If you and I are going to be disciples… if we are going to be FOLLOWERS of Jesus, we’re going to have to let Jesus lead, even (and especially) when Jesus leads us to places we REALLY wish he wouldn’t!  If we’re going to be followers of Jesus we’re going to have to follow him into the uncomfortable and even the downright frightening, because the thing about Jesus is that while he ALWAYS leads us to NEW LIFE…  he always leads us to that NEW LIFE by way of death.  The “new life” part sounds GREAT!  But the reality is that new life ALWAYS and ONLY comes by way of the cross, and that reality just isn’t easy to swallow.  For you and me, it means taking our own ideas of how to be a Christian… our own ideas about how to “do church” and nailing them to the cross and letting them die.  It means taking what we’ve grown comfortable with over generations and generations… taking what we’ve grown familiar with over a lifetime and walking to the place where those things get speared in the side.  

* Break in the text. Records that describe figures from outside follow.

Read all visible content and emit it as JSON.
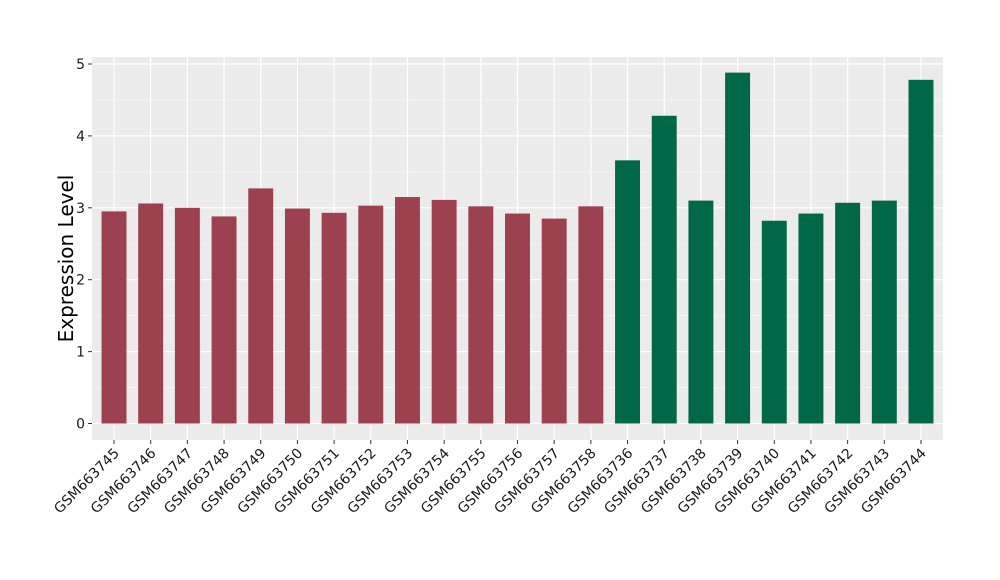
{
  "chart_data": {
    "type": "bar",
    "title": "",
    "xlabel": "",
    "ylabel": "Expression Level",
    "ylim": [
      0,
      5.2
    ],
    "yticks": [
      0,
      1,
      2,
      3,
      4,
      5
    ],
    "grid": true,
    "legend": "none",
    "colors": {
      "group1": "#9b4150",
      "group2": "#006847",
      "panel": "#ebebeb",
      "grid": "#ffffff"
    },
    "categories": [
      "GSM663745",
      "GSM663746",
      "GSM663747",
      "GSM663748",
      "GSM663749",
      "GSM663750",
      "GSM663751",
      "GSM663752",
      "GSM663753",
      "GSM663754",
      "GSM663755",
      "GSM663756",
      "GSM663757",
      "GSM663758",
      "GSM663736",
      "GSM663737",
      "GSM663738",
      "GSM663739",
      "GSM663740",
      "GSM663741",
      "GSM663742",
      "GSM663743",
      "GSM663744"
    ],
    "values": [
      2.95,
      3.06,
      3.0,
      2.88,
      3.27,
      2.99,
      2.93,
      3.03,
      3.15,
      3.11,
      3.02,
      2.92,
      2.85,
      3.02,
      3.66,
      4.28,
      3.1,
      4.88,
      2.82,
      2.92,
      3.07,
      3.1,
      4.78
    ],
    "groups": [
      "group1",
      "group1",
      "group1",
      "group1",
      "group1",
      "group1",
      "group1",
      "group1",
      "group1",
      "group1",
      "group1",
      "group1",
      "group1",
      "group1",
      "group2",
      "group2",
      "group2",
      "group2",
      "group2",
      "group2",
      "group2",
      "group2",
      "group2"
    ]
  }
}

Jesus is leading all of us, and all of creation to become transformed into the creation God intended us to be from the beginning.  But the hard part… the uncomfortable reality Peter hated to face… is that all transformation… for creation, for our churches and for ourselves, is that real transformation only happens through the process of death and resurrection… and the death part is HARD!

Jesus’s call for us to take up our cross and follow, is not a call to suffer quietly through the individual hardships that we all encounter in this life.  Jesus’s call to take up our cross and follow is a call to allow God to change us completely from what we are today, into the creation God is calling us to be.  It’s frightening, because what we are today is KNOWN… it’s familiar… it’s comfortable… while the thing God is calling us to become is a complete mystery, and to make it all worse, we know the path to that new creation doesn’t just LOOK like death… it IS the death of everything that was!  

BUT!  HERE is the promise of following Jesus… HERE is the promise of following THE WAY:  Light ALWAYS shines in the darkness and darkness can NEVER overcome it!  Captives are ALWAYS set free!  Storms and chaos are ALWAYS calmed!  Easter ALWAYS follows Good Friday and a NEW and ABUNDANT LIFE, ALWAYS, ALWAYS, ALWAYS blooms out of what, to all the world, looks like the bitter end.  


I am simply in awe of what you are doing here at St. Barnabas and St. Matthews.  You have decided to follow Jesus on the WAY.  To walk the narrow path and let Jesus lead.  You’ve decided to allow the church that has fed you, cared for you and comforted you for generations to fall even more deeply into the hands of God, to be re-shaped and molded into something new that none of us can yet even begin to fully imagine.  So in the next few weeks and months, as you let go of what was… hold on to the promise of new life!  Hold on to the light and life, even while walking in shadow times and in the darkness of loss and grief.  Hold on to the promise... New Life is coming... Together we are becoming God's new creation!  Amen.